Earlier today, a gentleman who shares office space with the company I work for walked up to my desk, where I have a couple of albums prominently displayed, including Cheap Trick’s “Heaven Tonight.” He asked me if I was actually a Cheap Trick fan, or if I just liked to collect cool-looking records.
After spending a few seconds trying to reconcile his use of “cool-looking” in reference to this really pretty gay-looking album cover, I said “I love Cheap Trick.” Then, fearing he might be some kind of Cheap Trick fanatic interested in some really deep Cheap Trick talk that my limited Cheap Trick knowledge would prohibit me from contributing to in any real meaningful way, I added, “I’m not a completist or anything. I love ‘Surrender.'”
He smiled and told me Cheap Trick was coming to Verizon Wireless Music Center this fall with Heart and Journey. And for longer and with more seriousness than I am really comfortable admitting, I considered it.
I would jump at the chance to see just Cheap Trick. If Cheap Trick headlined a club tour, I’d be there with my “Heaven Tonight” album in hand, hoping Robin Zander or Bun E. Carlos would sign it after the show. But they’re just the opener at this geriatric-fest.
I enjoy Heart, but not post-hot-Ann-Wilson Heart. Not that her declining hotness had anything to do with the band’s decline. Then again, maybe it did. Their music began to descend into overproduced, soft rock shitiness right around the time she began her climb to Carny Wilson-like physical proportions. Anyway, I digress.
My feelings about Journey are more complex. One of my first favorite songs was the propulsive “Wheel In The Sky,” a stadium rocker about how Steve Perry is running on a “dusty road,” and later finds himself “stranded in sleet and rain” trying to get home to his girl, who, he worries, might give up on him. Interestingly, the lyrics were written by Journey bassist Ross Valory’s wife.
“Wheel In the Sky,” though not a power ballad, contained elements of the raw emotion and soaring vibrato vocals that would later prove devastatingly affecting on the band’s biggest hit, “Open Arms.” Perhaps the most well-known and most celebrated power ballad of all time, “Open Arms” helped pave the way for hit-hungry hair metal bands in the mid-to-late ’80s. Which, of course, is too bad.

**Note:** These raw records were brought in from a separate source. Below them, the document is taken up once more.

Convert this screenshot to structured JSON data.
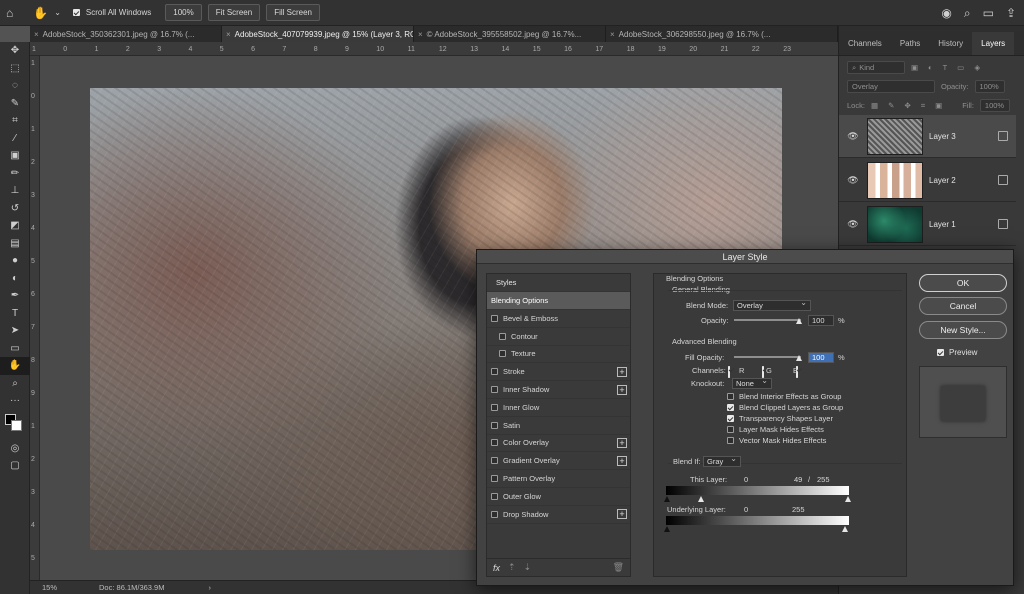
{
  "options": {
    "scroll_all_label": "Scroll All Windows",
    "zoom_100": "100%",
    "fit_screen": "Fit Screen",
    "fill_screen": "Fill Screen"
  },
  "tabs": [
    {
      "label": "AdobeStock_350362301.jpeg @ 16.7% (..."
    },
    {
      "label": "AdobeStock_407079939.jpeg @ 15% (Layer 3, RGB/8*) *"
    },
    {
      "label": "© AdobeStock_395558502.jpeg @ 16.7%..."
    },
    {
      "label": "AdobeStock_306298550.jpeg @ 16.7% (..."
    }
  ],
  "ruler_top": [
    "1",
    "0",
    "1",
    "2",
    "3",
    "4",
    "5",
    "6",
    "7",
    "8",
    "9",
    "10",
    "11",
    "12",
    "13",
    "14",
    "15",
    "16",
    "17",
    "18",
    "19",
    "20",
    "21",
    "22",
    "23"
  ],
  "ruler_left": [
    "1",
    "0",
    "1",
    "2",
    "3",
    "4",
    "5",
    "6",
    "7",
    "8",
    "9",
    "1",
    "2",
    "3",
    "4",
    "5"
  ],
  "status": {
    "zoom": "15%",
    "doc": "Doc: 86.1M/363.9M",
    "arrow": "›"
  },
  "panel": {
    "tabs": [
      "Channels",
      "Paths",
      "History",
      "Layers"
    ],
    "active_tab": 3,
    "kind_placeholder": "Kind",
    "blend_mode": "Overlay",
    "opacity_label": "Opacity:",
    "opacity_value": "100%",
    "lock_label": "Lock:",
    "fill_label": "Fill:",
    "fill_value": "100%",
    "layers": [
      {
        "name": "Layer 3",
        "selected": true
      },
      {
        "name": "Layer 2",
        "selected": false
      },
      {
        "name": "Layer 1",
        "selected": false
      }
    ]
  },
  "dialog": {
    "title": "Layer Style",
    "styles_header": "Styles",
    "blending_options": "Blending Options",
    "styles": [
      {
        "label": "Bevel & Emboss",
        "indent": 0,
        "plus": false
      },
      {
        "label": "Contour",
        "indent": 1,
        "plus": false
      },
      {
        "label": "Texture",
        "indent": 1,
        "plus": false
      },
      {
        "label": "Stroke",
        "indent": 0,
        "plus": true
      },
      {
        "label": "Inner Shadow",
        "indent": 0,
        "plus": true
      },
      {
        "label": "Inner Glow",
        "indent": 0,
        "plus": false
      },
      {
        "label": "Satin",
        "indent": 0,
        "plus": false
      },
      {
        "label": "Color Overlay",
        "indent": 0,
        "plus": true
      },
      {
        "label": "Gradient Overlay",
        "indent": 0,
        "plus": true
      },
      {
        "label": "Pattern Overlay",
        "indent": 0,
        "plus": false
      },
      {
        "label": "Outer Glow",
        "indent": 0,
        "plus": false
      },
      {
        "label": "Drop Shadow",
        "indent": 0,
        "plus": true
      }
    ],
    "fx_label": "fx",
    "blending_title": "Blending Options",
    "general_title": "General Blending",
    "blend_mode_label": "Blend Mode:",
    "blend_mode_value": "Overlay",
    "opacity_label": "Opacity:",
    "opacity_value": "100",
    "percent": "%",
    "advanced_title": "Advanced Blending",
    "fill_opacity_label": "Fill Opacity:",
    "fill_opacity_value": "100",
    "channels_label": "Channels:",
    "channel_r": "R",
    "channel_g": "G",
    "channel_b": "B",
    "knockout_label": "Knockout:",
    "knockout_value": "None",
    "options": [
      {
        "label": "Blend Interior Effects as Group",
        "checked": false
      },
      {
        "label": "Blend Clipped Layers as Group",
        "checked": true
      },
      {
        "label": "Transparency Shapes Layer",
        "checked": true
      },
      {
        "label": "Layer Mask Hides Effects",
        "checked": false
      },
      {
        "label": "Vector Mask Hides Effects",
        "checked": false
      }
    ],
    "blend_if_label": "Blend If:",
    "blend_if_value": "Gray",
    "this_layer_label": "This Layer:",
    "this_layer_low": "0",
    "this_layer_mid": "49",
    "this_layer_slash": "/",
    "this_layer_high": "255",
    "this_layer_split_fraction": 0.19,
    "underlying_label": "Underlying Layer:",
    "underlying_low": "0",
    "underlying_high": "255",
    "ok": "OK",
    "cancel": "Cancel",
    "new_style": "New Style...",
    "preview_label": "Preview"
  }
}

Still, I like a lot of Journey songs, and I even quite enjoy the Steve Perry single “Foolish Heart,” which too often gets overlooked thanks to the pop culture ubiquity of the soul-offending “Oh, Sherry.”
Even if you’re among the legions of people who think of Journey as a laughing stock, you can’t dispute their technical prowess or huge hit-crafting chops. And when “The Sopranos” used “Don’t Stop Believin'”, Journey even recaptured (OK, captured) some hipster cred.
It took me awhile to own up to it, but I’m no longer ashamed of liking Journey or any of their lesser known late ’70s contemporaries like Ambrosia, Firefall, Toto or Poco. But after reading this interview (you’ll have to scroll down a bit) with former singer Steve Perry, I find it hard to hear their music without feeling sorry for the sad little fellow.